Mit Moral und Nervenstärke

In einem verrückten Pokalkrimi behält Hertha BSC nach Elfmeterschießen die Oberhand. Trotz Rückschlägen steckten die Blau-Weißen nie auf. Am Samstag (02.11.19, 18:30 Uhr) wartet Union Berlin.
Berlin - Manchmal liegen im Fußball nur wenige Minuten zwischen Himmel und Hölle, wenige Minuten zwischen Ausscheiden und Weiterkommen, wenige Minuten, in denen Spieler mit einer einzelnen Aktion zum Helden avancieren. Das Spiel in der 2. Hauptrunde des DFB-Pokals von Hertha BSC gegen Dynamo Dresden am Mittwochabend (30.10.19) war genau so eine Partie - ein echter Pokalkrimi, ein Hin und Her, ein Nervenbad der Gefühle vor einer beeindruckenden Kulisse - schlussendlich aber ein Kräftemessen, das die Blau-Weißen nach Elfmeterschießen mit 8:7 (2:2, 3:3 n.V.) für sich entschieden. Oder wie Marvin Plattenhardt es fast schon um Mitternacht treffend zusammenfasste: "Brutal, ich finde gerade keine anderen Worte. Dass wir das Spiel zum Schluss noch gewonnen haben, ist atemberaubend. Das war purer Nervenkitzel für uns Spieler und für das gesamte Stadion."

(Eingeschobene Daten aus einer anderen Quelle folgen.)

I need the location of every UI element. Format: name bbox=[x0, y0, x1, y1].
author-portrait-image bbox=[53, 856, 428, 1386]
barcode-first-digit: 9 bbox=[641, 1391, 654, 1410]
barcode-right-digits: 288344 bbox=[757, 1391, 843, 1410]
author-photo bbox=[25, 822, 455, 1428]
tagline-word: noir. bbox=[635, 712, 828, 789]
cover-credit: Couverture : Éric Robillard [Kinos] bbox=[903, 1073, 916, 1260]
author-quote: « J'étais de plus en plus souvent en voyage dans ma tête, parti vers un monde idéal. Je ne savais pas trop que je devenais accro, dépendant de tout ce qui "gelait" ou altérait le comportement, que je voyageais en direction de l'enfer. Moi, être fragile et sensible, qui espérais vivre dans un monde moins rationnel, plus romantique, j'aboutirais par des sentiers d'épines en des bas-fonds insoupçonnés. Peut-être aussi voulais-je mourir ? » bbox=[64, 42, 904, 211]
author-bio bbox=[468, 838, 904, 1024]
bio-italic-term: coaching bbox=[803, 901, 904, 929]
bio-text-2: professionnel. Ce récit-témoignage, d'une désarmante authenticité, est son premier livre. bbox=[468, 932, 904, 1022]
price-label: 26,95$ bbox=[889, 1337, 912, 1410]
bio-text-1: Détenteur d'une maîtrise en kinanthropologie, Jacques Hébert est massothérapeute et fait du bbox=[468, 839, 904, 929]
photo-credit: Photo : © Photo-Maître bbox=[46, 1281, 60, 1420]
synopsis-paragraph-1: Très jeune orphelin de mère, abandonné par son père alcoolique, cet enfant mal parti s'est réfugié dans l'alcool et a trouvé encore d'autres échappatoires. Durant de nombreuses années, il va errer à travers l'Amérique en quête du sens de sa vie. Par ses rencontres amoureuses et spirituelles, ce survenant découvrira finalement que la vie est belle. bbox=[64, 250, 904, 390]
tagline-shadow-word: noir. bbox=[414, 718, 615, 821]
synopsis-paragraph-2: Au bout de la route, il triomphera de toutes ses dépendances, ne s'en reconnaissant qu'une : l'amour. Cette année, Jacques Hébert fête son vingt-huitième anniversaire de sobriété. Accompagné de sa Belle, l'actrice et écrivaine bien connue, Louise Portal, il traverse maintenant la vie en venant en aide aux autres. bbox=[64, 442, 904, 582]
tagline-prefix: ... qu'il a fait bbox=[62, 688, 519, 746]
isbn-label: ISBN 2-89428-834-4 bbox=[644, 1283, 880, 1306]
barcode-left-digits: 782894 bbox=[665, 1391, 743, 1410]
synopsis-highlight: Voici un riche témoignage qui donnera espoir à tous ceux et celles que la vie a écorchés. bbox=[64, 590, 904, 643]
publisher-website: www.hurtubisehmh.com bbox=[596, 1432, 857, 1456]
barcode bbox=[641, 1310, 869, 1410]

Phasenweise wie ein Handball-Spiel

Stoff für Geschichten bietet das Duell zwischen dem Bundes- und dem Zweitligisten beinahe unerschöpflich. Der Reihe nach: In der Anfangsphase zeigten die Herthaner klar, wer das bessere Team ist, jedoch verpassten sie bei Doppelchancen von Marius Wolf und Salomon Kalou (7.) sowie kurz darauf durch Ondrej Duda (8.) und Javairo Dilrosun (13.). die frühe Führung, die dem Spiel eine andere Note verpasst hätte. "Wir hatten einen guten Einstieg mit vielen Möglichkeiten, die wir nicht genutzt haben", analysierte Ante Covic den Beginn. Allerdings war das nicht der einzige Grund, über den der Trainer sich in der Folgezeit ärgern musste. "Wir haben mit Fehlern im Aufbau den Gegner unnötig ins Spiel gebracht." Und als nach eigener Ecke die Gäste aus Sachsen durch Koné konterten und trafen (37.), fühlten sich die Hauptstädter an die vergangenen Wochen erinnert. "Wir sind mal wieder unnötig in Rückstand geraten. Aber wir wissen, was wir machen müssen, um so ein Spiel umzubiegen", verdeutlichte Covic das Vertrauen in sein Team. Und tatsächlich bewies die 'Alte Dame' Nehmerqualitäten und schlug unmittelbar nach Wiederanpfiff nach einem feinen Spielzug über Vladimir Darida, Duda und Dodi Lukébakio zurück (48.).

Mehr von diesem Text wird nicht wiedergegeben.